NASA lays out plan to send Starliner astronauts home on SpaceX Dragon if needed

But issues with Boeing’s Starliner at the ISS this summer have forced NASA to delay Crew-9 until at least late September, allowing the Polaris Dawn flight to queue up. The Polaris Dawn launch would also need to go up before the KSC launch pad’s required preparations in early September ahead of a Falcon Heavy launch in October of NASA’s Europa Clipper mission.

This would mark SpaceX’s 14th crewed flight among its fleet of four Crew Dragon spacecraft, and third so far in 2024 having already launched the Axiom Space Ax-3 mission in January and Crew-8 mission in March. It has two more after Polaris Dawn, with Crew-9 in September and Axiom Space’s Ax-4 in November followed by the Crew-10 mission targeting February 2025.

Isaacman would become only the second person to fly for a second time on a Crew Dragon following former NASA astronaut Michael López-Alegría’s two flights commanding two of the three commercial Axiom Space missions so far to the ISS. To date SpaceX has flown 50 people to space on its Crew Dragons.

Polaris Dawn would be the fifth all-commercial crew augmenting the nine missions Dragon has made for NASA so far. The Polaris Program, though, has an aim to push the boundaries of commercial spaceflight in tandem with SpaceX’s goal to eventually build a colony on Mars.

Part of that is the tethered spacewalk, during which Isaacman will be joined by Gillis outside the spacecraft. But Resilience doesn’t have an airlock, which means all four crew will need the special suits to endure the vacuum of space as the entire cabin will lack an atmosphere.

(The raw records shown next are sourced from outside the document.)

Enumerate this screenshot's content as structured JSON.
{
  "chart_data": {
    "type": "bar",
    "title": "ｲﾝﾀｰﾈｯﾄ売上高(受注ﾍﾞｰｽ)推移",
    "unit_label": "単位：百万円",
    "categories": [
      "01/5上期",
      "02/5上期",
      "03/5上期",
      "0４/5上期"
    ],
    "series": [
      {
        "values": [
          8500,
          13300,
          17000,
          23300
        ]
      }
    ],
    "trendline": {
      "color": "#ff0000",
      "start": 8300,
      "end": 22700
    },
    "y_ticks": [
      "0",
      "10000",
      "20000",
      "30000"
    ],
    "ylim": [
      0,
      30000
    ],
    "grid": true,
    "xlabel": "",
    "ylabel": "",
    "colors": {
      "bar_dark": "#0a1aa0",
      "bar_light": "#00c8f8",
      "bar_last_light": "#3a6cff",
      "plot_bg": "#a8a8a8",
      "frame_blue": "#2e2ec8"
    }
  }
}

The suits are similar to the intravehicular activity suits that have been worn on the 13 previous crewed Dragon flights. The new extravehicular activity suits have helmets with visors that include digital heads-up displays, allowing the wearer to know the suit’s pressure, temperature and relative humidity.

The spacewalk is the second of three major goals for the five-day flight plan. The first is to take Dragon to an altitude much higher than previous flights — flying up to 870 miles above Earth on an elliptical orbit. The record for orbital altitude for a crewed mission was set In 1966, when NASA astronauts Pete Conrad and Richard Gordon flew on the Gemini 11 to 853 miles.

The International Space Station orbits Earth at about 250 miles.

After that’s accomplished, the Dragon will head back down to about 430 miles altitude where the one-hour spacewalk will happen. Isaacman and Gillis’ suits will be tethered the entire time.

While two will venture out, having all four exposed to the vacuum of space has never been done before. SpaceX is replacing the cupola window feature that Resilience flew with on Inspiration4 with an exit hatch instead. After the spacewalk, the crew will have to repressurize the capsule.

The final main objective of the mission is to test laser-based communication using Starlink satellites, but the five days will also be filled with about 40 science experiments.

Details for the second Polaris Program launch has yet to be nailed down, but the third launch is slated to be the first human spaceflight of SpaceX’s in-development Starship and Super Heavy.